Konstruktivisme sosial saat ini dapat secara sah dilihat sebagai salah satu pendekatan utama untuk
Hubungan Internasional - dan, memang, mungkin sebagai yang paling penting. Namun apakah itu
teori? Berbeda dengan neo-liberalisme dan neo-realisme, konstruktivisme sosial tidak
mengemukakan serangkaian hipotesis koheren yang akan membentuk teori terpadu dalam
pengertian sempit istilah tersebut. Sebaliknya, ia beroperasi dengan serangkaian asumsi inti atas
dasar yang lebih spesifik hipotesis dan argumen perlu dirumuskan. Oleh karena itu kami
menggunakan istilah 'pendekatan' untuk menggambarkan konstruktivisme sosial dalam bab ini,
bukan 'teori'. Tentu saja, istilah 'teori' sering digunakan jauh lebih longgar, untuk hanya
menunjukkan refleksi abstrak, dan dalam pengertian itu konstruktivisme sosial adalah pendekatan
yang merupakan bagian dari teori Hubungan Internasional.

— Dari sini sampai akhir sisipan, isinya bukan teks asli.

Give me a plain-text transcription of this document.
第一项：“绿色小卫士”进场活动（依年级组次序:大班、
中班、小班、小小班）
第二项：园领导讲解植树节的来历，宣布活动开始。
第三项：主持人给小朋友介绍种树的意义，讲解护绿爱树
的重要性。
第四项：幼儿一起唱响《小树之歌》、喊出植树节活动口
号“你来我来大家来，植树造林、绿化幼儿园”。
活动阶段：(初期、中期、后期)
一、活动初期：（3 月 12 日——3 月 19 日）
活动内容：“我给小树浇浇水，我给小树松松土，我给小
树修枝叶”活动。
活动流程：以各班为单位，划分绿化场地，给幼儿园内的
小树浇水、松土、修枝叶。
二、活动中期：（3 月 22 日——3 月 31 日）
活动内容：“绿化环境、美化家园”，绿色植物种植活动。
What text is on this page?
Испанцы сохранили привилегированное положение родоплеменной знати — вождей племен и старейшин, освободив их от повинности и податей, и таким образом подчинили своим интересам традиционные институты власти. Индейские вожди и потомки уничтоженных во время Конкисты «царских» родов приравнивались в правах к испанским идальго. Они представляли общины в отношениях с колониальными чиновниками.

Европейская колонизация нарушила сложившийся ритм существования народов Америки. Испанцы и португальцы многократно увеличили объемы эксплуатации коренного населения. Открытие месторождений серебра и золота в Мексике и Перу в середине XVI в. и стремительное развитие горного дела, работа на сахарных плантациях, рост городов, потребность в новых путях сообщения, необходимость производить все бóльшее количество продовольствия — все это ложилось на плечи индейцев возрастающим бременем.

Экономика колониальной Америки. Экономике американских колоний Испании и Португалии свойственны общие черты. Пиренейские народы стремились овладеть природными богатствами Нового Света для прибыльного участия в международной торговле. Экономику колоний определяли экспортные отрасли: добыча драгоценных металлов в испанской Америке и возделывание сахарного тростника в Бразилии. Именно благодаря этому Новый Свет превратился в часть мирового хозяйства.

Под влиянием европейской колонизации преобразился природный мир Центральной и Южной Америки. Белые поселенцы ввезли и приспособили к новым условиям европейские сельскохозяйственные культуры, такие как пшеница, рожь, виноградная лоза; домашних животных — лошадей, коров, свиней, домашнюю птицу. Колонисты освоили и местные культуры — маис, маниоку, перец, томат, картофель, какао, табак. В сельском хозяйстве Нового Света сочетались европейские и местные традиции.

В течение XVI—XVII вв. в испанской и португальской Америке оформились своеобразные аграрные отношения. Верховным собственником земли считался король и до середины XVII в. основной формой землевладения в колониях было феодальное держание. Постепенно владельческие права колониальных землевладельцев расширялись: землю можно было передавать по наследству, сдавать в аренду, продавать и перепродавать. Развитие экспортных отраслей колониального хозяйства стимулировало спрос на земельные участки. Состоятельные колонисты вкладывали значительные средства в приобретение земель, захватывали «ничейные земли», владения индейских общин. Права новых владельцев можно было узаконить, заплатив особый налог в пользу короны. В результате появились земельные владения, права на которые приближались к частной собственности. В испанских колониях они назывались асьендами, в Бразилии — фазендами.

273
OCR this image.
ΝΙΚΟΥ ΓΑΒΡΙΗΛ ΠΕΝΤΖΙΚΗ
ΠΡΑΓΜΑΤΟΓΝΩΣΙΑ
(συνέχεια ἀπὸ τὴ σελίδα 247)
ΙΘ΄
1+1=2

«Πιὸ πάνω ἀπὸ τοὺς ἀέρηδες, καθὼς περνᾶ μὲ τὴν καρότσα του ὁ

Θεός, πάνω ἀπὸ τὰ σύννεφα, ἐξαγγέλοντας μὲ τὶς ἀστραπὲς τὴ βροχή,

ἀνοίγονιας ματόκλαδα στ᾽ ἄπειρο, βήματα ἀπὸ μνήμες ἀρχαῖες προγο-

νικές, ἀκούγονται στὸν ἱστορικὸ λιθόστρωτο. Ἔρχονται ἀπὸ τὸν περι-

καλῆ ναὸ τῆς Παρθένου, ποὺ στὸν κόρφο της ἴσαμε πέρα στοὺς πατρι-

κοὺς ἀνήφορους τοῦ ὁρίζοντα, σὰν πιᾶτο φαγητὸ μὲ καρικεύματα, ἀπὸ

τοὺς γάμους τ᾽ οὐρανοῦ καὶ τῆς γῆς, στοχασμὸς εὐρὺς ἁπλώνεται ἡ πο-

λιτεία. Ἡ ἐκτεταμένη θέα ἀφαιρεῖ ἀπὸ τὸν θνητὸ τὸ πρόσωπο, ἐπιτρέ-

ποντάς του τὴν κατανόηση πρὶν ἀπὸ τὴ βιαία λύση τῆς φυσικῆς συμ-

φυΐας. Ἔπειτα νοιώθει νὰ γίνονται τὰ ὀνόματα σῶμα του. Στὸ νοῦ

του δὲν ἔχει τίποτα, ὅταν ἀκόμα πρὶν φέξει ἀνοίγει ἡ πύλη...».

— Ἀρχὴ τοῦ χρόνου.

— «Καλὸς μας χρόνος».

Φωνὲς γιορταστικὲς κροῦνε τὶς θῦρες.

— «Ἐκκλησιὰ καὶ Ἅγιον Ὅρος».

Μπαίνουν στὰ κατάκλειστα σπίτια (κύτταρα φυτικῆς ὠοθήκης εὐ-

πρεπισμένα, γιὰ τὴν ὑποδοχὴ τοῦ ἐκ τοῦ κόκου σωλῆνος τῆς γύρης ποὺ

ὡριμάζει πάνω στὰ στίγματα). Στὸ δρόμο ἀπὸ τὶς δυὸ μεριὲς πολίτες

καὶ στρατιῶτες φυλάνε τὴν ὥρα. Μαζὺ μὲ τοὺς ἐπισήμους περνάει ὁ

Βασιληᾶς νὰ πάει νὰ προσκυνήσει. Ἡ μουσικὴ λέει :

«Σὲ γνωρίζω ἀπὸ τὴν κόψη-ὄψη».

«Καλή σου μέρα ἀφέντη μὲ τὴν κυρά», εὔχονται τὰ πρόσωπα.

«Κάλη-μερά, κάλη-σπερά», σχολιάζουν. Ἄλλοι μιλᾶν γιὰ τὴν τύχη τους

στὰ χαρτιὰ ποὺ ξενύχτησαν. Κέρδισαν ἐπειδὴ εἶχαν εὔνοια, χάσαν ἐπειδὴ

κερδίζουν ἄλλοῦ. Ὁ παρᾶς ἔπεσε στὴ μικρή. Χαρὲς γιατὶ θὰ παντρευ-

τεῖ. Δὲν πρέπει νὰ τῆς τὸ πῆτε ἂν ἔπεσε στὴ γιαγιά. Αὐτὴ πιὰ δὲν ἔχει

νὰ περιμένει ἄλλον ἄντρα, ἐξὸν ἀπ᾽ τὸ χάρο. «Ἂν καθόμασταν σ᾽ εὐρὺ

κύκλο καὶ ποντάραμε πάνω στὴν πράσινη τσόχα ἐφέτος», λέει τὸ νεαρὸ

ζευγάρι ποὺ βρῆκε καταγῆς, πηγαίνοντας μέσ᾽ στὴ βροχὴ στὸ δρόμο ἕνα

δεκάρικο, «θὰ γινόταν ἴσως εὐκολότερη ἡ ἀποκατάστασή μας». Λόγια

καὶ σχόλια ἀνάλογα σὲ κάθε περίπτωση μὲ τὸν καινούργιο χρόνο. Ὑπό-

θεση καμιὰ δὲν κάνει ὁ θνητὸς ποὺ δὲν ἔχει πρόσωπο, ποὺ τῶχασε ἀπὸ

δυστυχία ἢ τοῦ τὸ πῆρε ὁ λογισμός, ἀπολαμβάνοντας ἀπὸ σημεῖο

Namun, berbeda dengan neo-neo-debat,
konstruktivisme sosial tidak khusus untuk IR sama sekali - sebaliknya, ini adalah pendekatan yang
melintasi batas disiplin dalam ilmu sosial, dan mungkin saja Anda telah menemukan asumsi sentral
di tempat lain dengan cara yang tidak akan Anda temui, katakanlah, neo-realisme dalam sosiologi.
KOTAK REFLEKSI

Stephen Fry menjelaskan kompromi menggunakan permainan kata-kata 'terhenti antara dua orang
bodoh'. Dalam 'jatuh di antara dua bangku', apakah konstruktivisme sosial mendapatkan yang
terbaik - atau terburuk - dari 'kedua dunia'?

ASUMSI

1. Sementara teori neo-neo rasionalis mencoba untuk menjelaskan hasil-hasil tertentu dalam politik
internasional, kebanyakan konstruktivis sosial lebih suka menggambarkan tugas mereka sebagai
'pemahaman'. Ini mengacu pada karya sosiolog Jerman MaxWeber, yang menetapkan tugas sosiolog
untuk memahami motif subyektif dan pandangan dunia tentang aktor, yang merupakan faktor
penting yang berdampak pada dunia sosial kita, tetapi dengan cara yang jauh lebih otomatis dan
menentukan. dari penjelasan obyektif berdasarkan hubungan sebab akibat yang jelas antara
fenomena siap diamati.

2. Sebagaimana diuraikan dalam bagian di atas, konstruktivis sosial mencoba menjembatani


kesenjangan antara struktur dan teori yang berpusat pada lembaga dan berpendapat bahwa struktur
dan agensi saling bergantung satu sama lain. Sebagai akibatnya, sebagian besar hubungan sosial
relatif stabil, tetapi reproduksi berkelanjutan dari struktur membawa serta potensi perubahan.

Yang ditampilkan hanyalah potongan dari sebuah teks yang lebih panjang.